Au cours de cette réunion, les ministres des Affaires étrangères des pays membres ont décidé de confier le siège de la Syrie, au sein de la Ligue arabe, aux opposants. Les dirigeants arabes ont décidé également de transférer le siège de la Ligue arabe vers un grand hôtel près de l’aéroport de la ville, en raison des troubles sur la place Tahrir. En 2011, la Ligue a décidé de suspendre l’adhésion de la Syrie à la Ligue arabe. La récente réunion ministérielle de la Ligue était destinée à préparer le sommet des pays membres prévue fin mars. Dans le même temps, le secrétaire général de l’Organisation de Coopération islamique s’en est pris, dans une conférence de presse, à l’incapacité totale de la communauté internationale à confronter les évolutions syriennes. «Cette impuissance s’explique par le suivisme de la communauté internationale vis-à-vis du Conseil de sécurité, un conseil qui n’assume pas ses responsabilités» a-t-il précisé. «Ce qui se passe en Syrie, que ce soit les massacres ou les actes de sabotages sont  une confirmation du fait que l’approche militaire n’est non seulement pas satisfaisante mais intensifieront encore les destructions et les tueries». Le secrétaire général de l’Organisation de Coopération islamique a souligné également la nécessité de trouver une solution politique à la crise syrienne. «L’approche politique ne sera possible que par la présence des deux parties au conflit à la table des négociations sous la surveillance internationale». «La crise de ce pays doit être résolue par la voie politique. Nous n’envisageons aucune action militaire en ce qui concerne les évolutions syriennes», a précisé le secrétaire général de la Ligue arabe.
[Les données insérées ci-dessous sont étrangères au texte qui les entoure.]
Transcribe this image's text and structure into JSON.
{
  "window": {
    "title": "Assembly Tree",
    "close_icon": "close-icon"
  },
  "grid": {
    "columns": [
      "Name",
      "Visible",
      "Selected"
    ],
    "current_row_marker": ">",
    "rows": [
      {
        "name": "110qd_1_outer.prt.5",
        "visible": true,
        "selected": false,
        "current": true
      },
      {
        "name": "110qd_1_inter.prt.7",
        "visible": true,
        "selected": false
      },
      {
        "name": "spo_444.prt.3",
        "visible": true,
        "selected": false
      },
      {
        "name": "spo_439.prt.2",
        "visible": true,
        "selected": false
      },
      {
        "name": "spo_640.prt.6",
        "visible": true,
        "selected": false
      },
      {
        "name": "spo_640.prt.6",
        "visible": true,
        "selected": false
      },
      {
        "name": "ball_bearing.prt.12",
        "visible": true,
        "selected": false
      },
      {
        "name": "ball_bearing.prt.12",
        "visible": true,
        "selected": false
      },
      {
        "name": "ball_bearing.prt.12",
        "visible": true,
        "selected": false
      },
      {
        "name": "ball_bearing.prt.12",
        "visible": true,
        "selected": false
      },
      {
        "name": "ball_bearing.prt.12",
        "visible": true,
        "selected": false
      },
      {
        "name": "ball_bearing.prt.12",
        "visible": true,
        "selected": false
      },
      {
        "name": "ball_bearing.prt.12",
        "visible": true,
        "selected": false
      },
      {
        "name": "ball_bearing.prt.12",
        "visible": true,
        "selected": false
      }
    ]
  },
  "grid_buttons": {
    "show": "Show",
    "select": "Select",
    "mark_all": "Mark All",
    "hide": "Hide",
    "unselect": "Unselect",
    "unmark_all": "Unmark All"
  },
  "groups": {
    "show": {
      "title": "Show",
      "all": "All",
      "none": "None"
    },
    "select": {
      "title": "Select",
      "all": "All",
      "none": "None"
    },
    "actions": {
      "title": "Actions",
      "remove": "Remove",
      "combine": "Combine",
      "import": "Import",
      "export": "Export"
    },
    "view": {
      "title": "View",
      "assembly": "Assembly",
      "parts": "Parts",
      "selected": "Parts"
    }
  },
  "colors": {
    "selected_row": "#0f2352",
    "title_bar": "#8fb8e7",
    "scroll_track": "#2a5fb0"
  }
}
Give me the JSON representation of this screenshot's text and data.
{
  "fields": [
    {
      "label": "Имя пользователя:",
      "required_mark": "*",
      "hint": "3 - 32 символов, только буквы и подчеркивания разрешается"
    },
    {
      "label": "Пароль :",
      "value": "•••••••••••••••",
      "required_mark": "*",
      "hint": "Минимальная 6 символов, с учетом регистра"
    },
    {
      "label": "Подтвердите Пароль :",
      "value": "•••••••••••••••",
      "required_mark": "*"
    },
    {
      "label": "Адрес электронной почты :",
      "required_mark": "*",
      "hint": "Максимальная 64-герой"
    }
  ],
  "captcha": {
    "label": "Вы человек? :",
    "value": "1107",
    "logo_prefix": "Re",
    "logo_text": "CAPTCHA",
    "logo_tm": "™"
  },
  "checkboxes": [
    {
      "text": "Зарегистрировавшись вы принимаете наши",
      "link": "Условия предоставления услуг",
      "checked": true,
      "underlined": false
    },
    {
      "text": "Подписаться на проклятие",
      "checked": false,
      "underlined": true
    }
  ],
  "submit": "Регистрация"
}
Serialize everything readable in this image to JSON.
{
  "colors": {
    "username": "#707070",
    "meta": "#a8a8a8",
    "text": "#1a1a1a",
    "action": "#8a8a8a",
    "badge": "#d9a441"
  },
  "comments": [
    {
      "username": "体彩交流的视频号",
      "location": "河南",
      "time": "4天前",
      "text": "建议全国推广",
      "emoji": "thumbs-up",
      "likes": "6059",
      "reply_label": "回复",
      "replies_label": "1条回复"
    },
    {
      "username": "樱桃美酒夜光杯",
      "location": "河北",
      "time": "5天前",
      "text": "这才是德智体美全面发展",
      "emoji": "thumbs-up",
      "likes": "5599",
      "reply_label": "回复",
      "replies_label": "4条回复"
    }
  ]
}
Par ailleurs, le gouvernement français a salué l’idée de la tenue des élections locales des opposants syriens en Turquie pour former le premier Conseil local dans la province d’Alep.

Les élections du Conseil municipal et du gouvernorat d’Alep (Nord de la Syrie) «témoignent de l’engagement de l’opposition syrienne sur la voie de la démocratie» a souligné mardi le ministère des Affaires étrangères français qui a salué la visite du chef de l’opposition dans cette province. «La France salue la tenue des élections organisées le 2 mars en Turquie pour choisir les 25 membres du conseil municipal d’Alep, puis le 3 mars pour désigner les 29 membres du Conseil du gouvernorat d’Alep et de sa région, dont l’objectif sera de gérer les affaires administratives pour les civils» a déclaré Philippe Lalliot, porte-parole du Quai d’Orsay. Ces élections «sont un acte de courage et d’engagement civique dans un contexte très difficile en raison de la poursuite des bombardements et des combats» a-t-il ajouté.

L’ambassadeur israélien à l’ONU, Ron Prosor, a porté plainte devant le Conseil de sécurité à cause de la chute de cinq obus tirés de cette zone très proche qui ont atterri en Israël samedi 2 mars. «On ne peut pas attendre d’Israël qu’il reste les bras ballants alors que la vie de ses citoyens est délibérément mise en danger par les actions irréfléchies du gouvernement syrien» a écrit Prosor dans une note adressée au Conseil. «Israël a fait preuve de la retenue maximale jusqu’à présent». L’ambassadeur russe à l’ONU, Vitaly Churkin, a ensuite parlé «d’un phénomène totalement nouveau et très dangereux» de groupes armés opérant dans la zone de séparation du Golan. «Il s’agit de quelque chose qui peut potentiellement saper  les conditions de maintien de la sécurité entre la Syrie et Israël», a déclaré Churkin, qui occupe la présidence tournante durant le mois de mars. Il a bien souligné que la force de maintien de la paix de l’ONU est désarmée et incapable de faire face à cette situation inédite. Israël et la Syrie sont techniquement en état de guerre. 

Par ailleurs, le quotidien « Ad-Dastour » a fait état de la mort en martyr de 8 Palestiniens au cours d’une attaque contre le camp de réfugiés palestiniens. Dans le même temps, le quotidien émirati « Al-Khalij », a rapporté que l’Autorité autonome palestinienne avait décidé d’accorder mensuellement un million de dollars pour protéger les réfugiés palestiniens en Syrie. Deux ans après le conflit en Syrie, aucune approche politique apte à mettre un terme à la crise de ce pays n’a encore été présentée.